-
A strictly hierarchical and authoritarian worldview. Everything
has to have a First, a Somebody in Charge. In any partnership,
one partner has to have the deciding vote. Groups and societies
work best with rigidly defined roles and stratifications. (There
are people who believe this way who are not fundamentalists: at
least, not religious fundamentalists.)
-
Ethical development at the "reward and punishment" stage:
morality must be defined and enforced by an external authority.
-
A lot of guilt and fear about sex.
-
Basic distrust of human beings; certainty that "uncontrolled,"
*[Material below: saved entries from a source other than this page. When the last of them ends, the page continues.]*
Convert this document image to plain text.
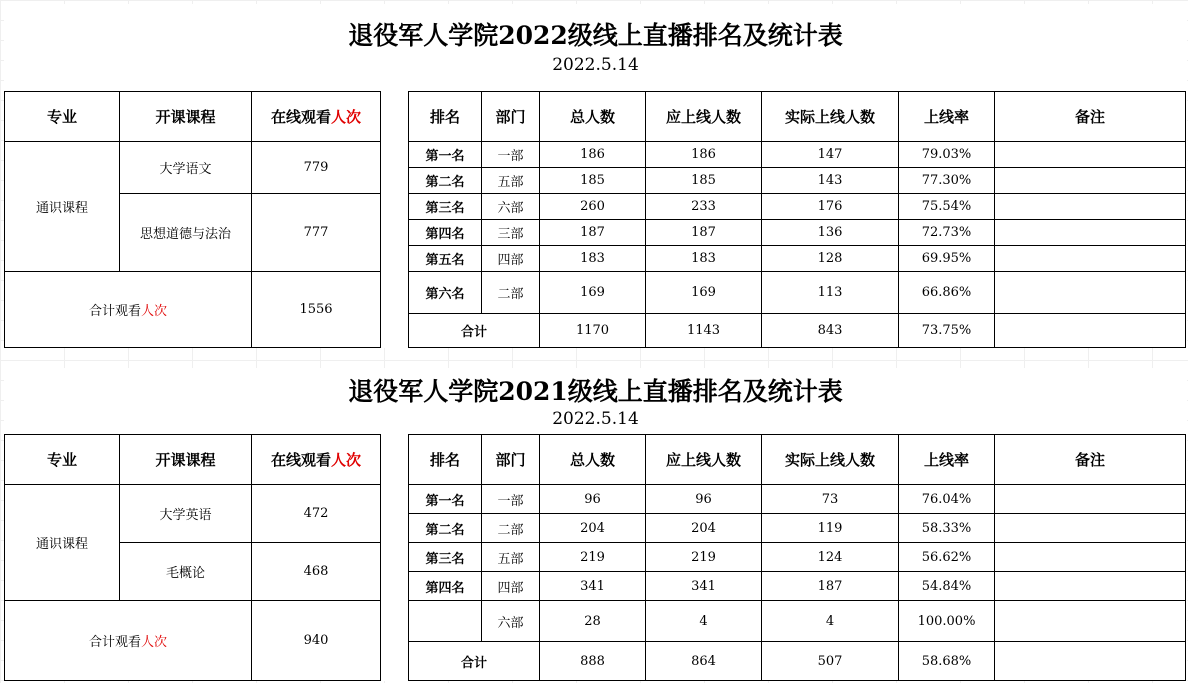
退役军人学院2022级线上直播排名及统计表
2022.5.14
专业	开课课程	在线观看人次
通识课程	大学语文	779
	思想道德与法治	777
合计观看人次		1556
排名	部门	总人数	应上线人数	实际上线人数	上线率	备注
第一名	一部	186	186	147	79.03%	
第二名	五部	185	185	143	77.30%	
第三名	六部	260	233	176	75.54%	
第四名	三部	187	187	136	72.73%	
第五名	四部	183	183	128	69.95%	
第六名	二部	169	169	113	66.86%	
合计		1170	1143	843	73.75%	
退役军人学院2021级线上直播排名及统计表
2022.5.14
专业	开课课程	在线观看人次
通识课程	大学英语	472
	毛概论	468
合计观看人次		940
排名	部门	总人数	应上线人数	实际上线人数	上线率	备注
第一名	一部	96	96	73	76.04%	
第二名	二部	204	204	119	58.33%	
第三名	五部	219	219	124	56.62%	
第四名	四部	341	341	187	54.84%	
	六部	28	4	4	100.00%	
合计		888	864	507	58.68%	
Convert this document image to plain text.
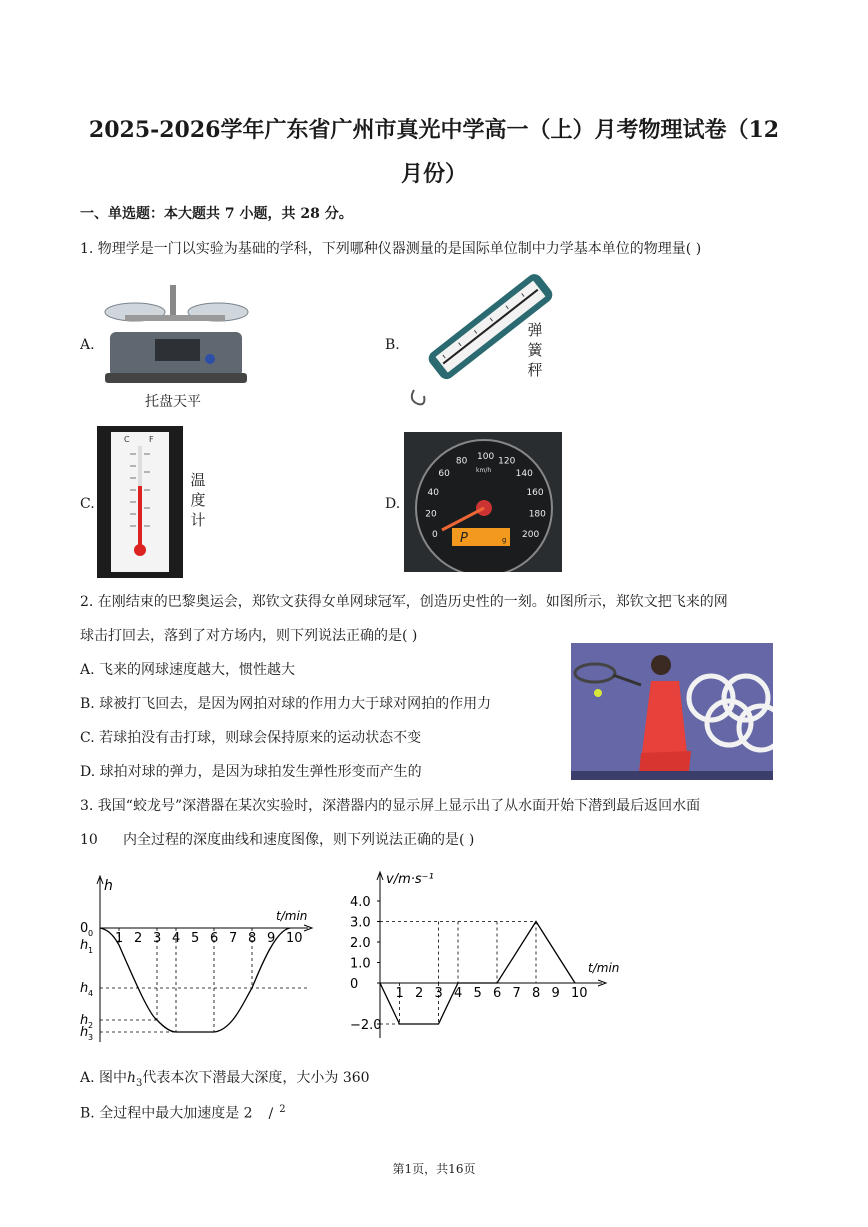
2025-2026学年广东省广州市真光中学高一（上）月考物理试卷（12
月份）
一、单选题：本大题共 7 小题，共 28 分。
1. 物理学是一门以实验为基础的学科，下列哪种仪器测量的是国际单位制中力学基本单位的物理量( )
A.	B.
C.	D.
托盘天平
弹
簧
秤
C F
温
度
计
km/h
P	g
0
20
40
60
80 100 120
140
160
180
200
2. 在刚结束的巴黎奥运会，郑钦文获得女单网球冠军，创造历史性的一刻。如图所示，郑钦文把飞来的网
球击打回去，落到了对方场内，则下列说法正确的是( )
A. 飞来的网球速度越大，惯性越大
B. 球被打飞回去，是因为网拍对球的作用力大于球对网拍的作用力
C. 若球拍没有击打球，则球会保持原来的运动状态不变
D. 球拍对球的弹力，是因为球拍发生弹性形变而产生的
3. 我国“蛟龙号”深潜器在某次实验时，深潜器内的显示屏上显示出了从水面开始下潜到最后返回水面
10 内全过程的深度曲线和速度图像，则下列说法正确的是( )
h
t/min
1 2 3 4 5 6 7 8 9 10
0 0
h 1
h 4
h 2
h 3
v/m·s⁻¹
t/min
1 2 3 4 5 6 7 8 9 10
4.0
3.0
2.0
1.0
0
−2.0
A. 图中$h_3$代表本次下潜最大深度，大小为 360
B. 全过程中最大加速度是 2 / $^2$
第1页，共16页
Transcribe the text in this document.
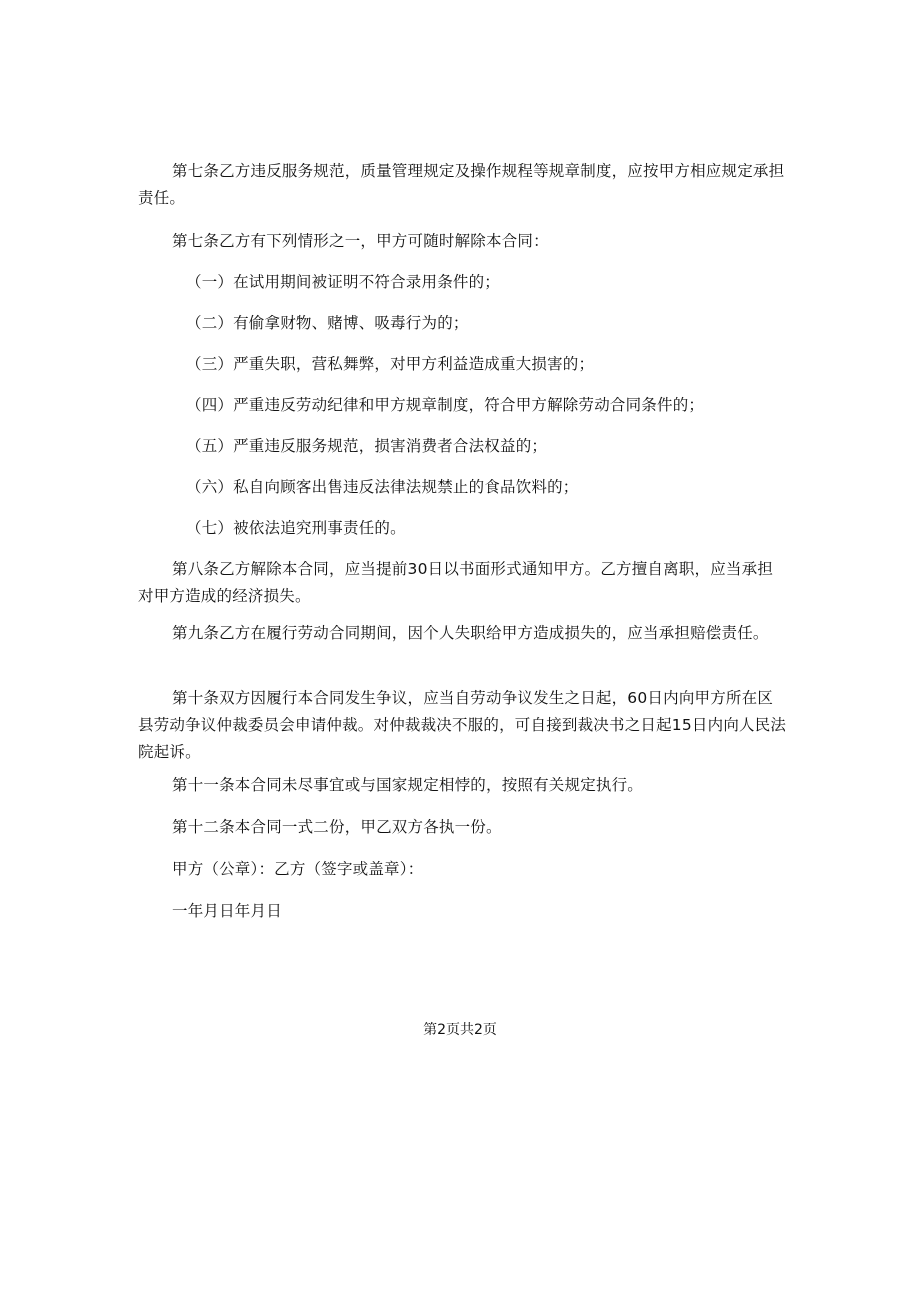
第七条乙方违反服务规范，质量管理规定及操作规程等规章制度，应按甲方相应规定承担责任。

第七条乙方有下列情形之一，甲方可随时解除本合同：

（一）在试用期间被证明不符合录用条件的；

（二）有偷拿财物、赌博、吸毒行为的；

（三）严重失职，营私舞弊，对甲方利益造成重大损害的；

（四）严重违反劳动纪律和甲方规章制度，符合甲方解除劳动合同条件的；

（五）严重违反服务规范，损害消费者合法权益的；

（六）私自向顾客出售违反法律法规禁止的食品饮料的；

（七）被依法追究刑事责任的。

第八条乙方解除本合同，应当提前30日以书面形式通知甲方。乙方擅自离职，应当承担对甲方造成的经济损失。

第九条乙方在履行劳动合同期间，因个人失职给甲方造成损失的，应当承担赔偿责任。

第十条双方因履行本合同发生争议，应当自劳动争议发生之日起，60日内向甲方所在区县劳动争议仲裁委员会申请仲裁。对仲裁裁决不服的，可自接到裁决书之日起15日内向人民法院起诉。

第十一条本合同未尽事宜或与国家规定相悖的，按照有关规定执行。

第十二条本合同一式二份，甲乙双方各执一份。

甲方（公章）：乙方（签字或盖章）：

一年月日年月日

第2页共2页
human beings will be bad and vicious, particularly in sexual ways.
-
Low tolerance for ambiguity. Everything must be clear cut, black
and white. Nothing can be "possibly true but unproven at
this time, we're still studying it." Fundamentalists regard
science as flawed precisely because science changes. (A striking
characteristic of fundamentalists is that their response to any
setback which may instill doubt is to step up evangelizing for
converts.)
-
Literalism, usually including a limited sense of humor.
-
Distrust of their own judgment, or any other human being's judgment.
-
Fear of the future. The driving motivation of fundamentalism appears
to outsiders to be fear that oneself or the group one identifies
with is losing power and prerequisites and is in danger from others
who are gaining power. This is not how fundamentalists put it.
-
A low self-esteem that finds satisfaction in being one of the
Elect, superior to all others. It seems to be particularly rewarding
to know that rich people have a real hard time getting into Heaven.
The
life experience of fundamentalist that seems to encourage these
traits include:
-
Conditional love: parents, or other authority figures, withheld
love to control behavior.
-
Other factors -- sometimes mental, emotional, or even physical
abuse -- that minimized self-esteem.
-
For those who grew up fundamentalist, the church was the central
activity of family life, all else was subsidiary to the church,
and social interaction with "non-believers" was discouraged,
except when evangelizing.
-
Those who have converted to fundamentalism often grew up without
any firm philosophical framework, or experienced some trauma that
destroyed their former framework. They were at a time in their
lives when they needed absolute Answers.
Fundamentalist
groups reinforce these traits:
-
They insist on a rigid hierarchy of authority. The more extreme
the group, the more authority is concentrated in one central figure.
-
The group, and the authority figure(s) within the group, withhold
or bestow love to control behavior. Misbehaving members are cut
off from communication.
-
They magnify current social and individual evils and dwell on
the "innate wickedness of man."
-
Sexual "immorality" is often their central cause.
-
They promote a Truth which is superior to all other truths because
it is absolute and unchanging.
-
They promote distrust of one's personal judgment, being subject
instead to the given truths of the group, the judgment of the
church as a body, or the proclamations of a central authority
figure.
-
They are apocalyptic, foretelling an immanent and horrifying future
which only the faithful will survive. Any disaster in the news
is magnified as "a sign of the apocalypse.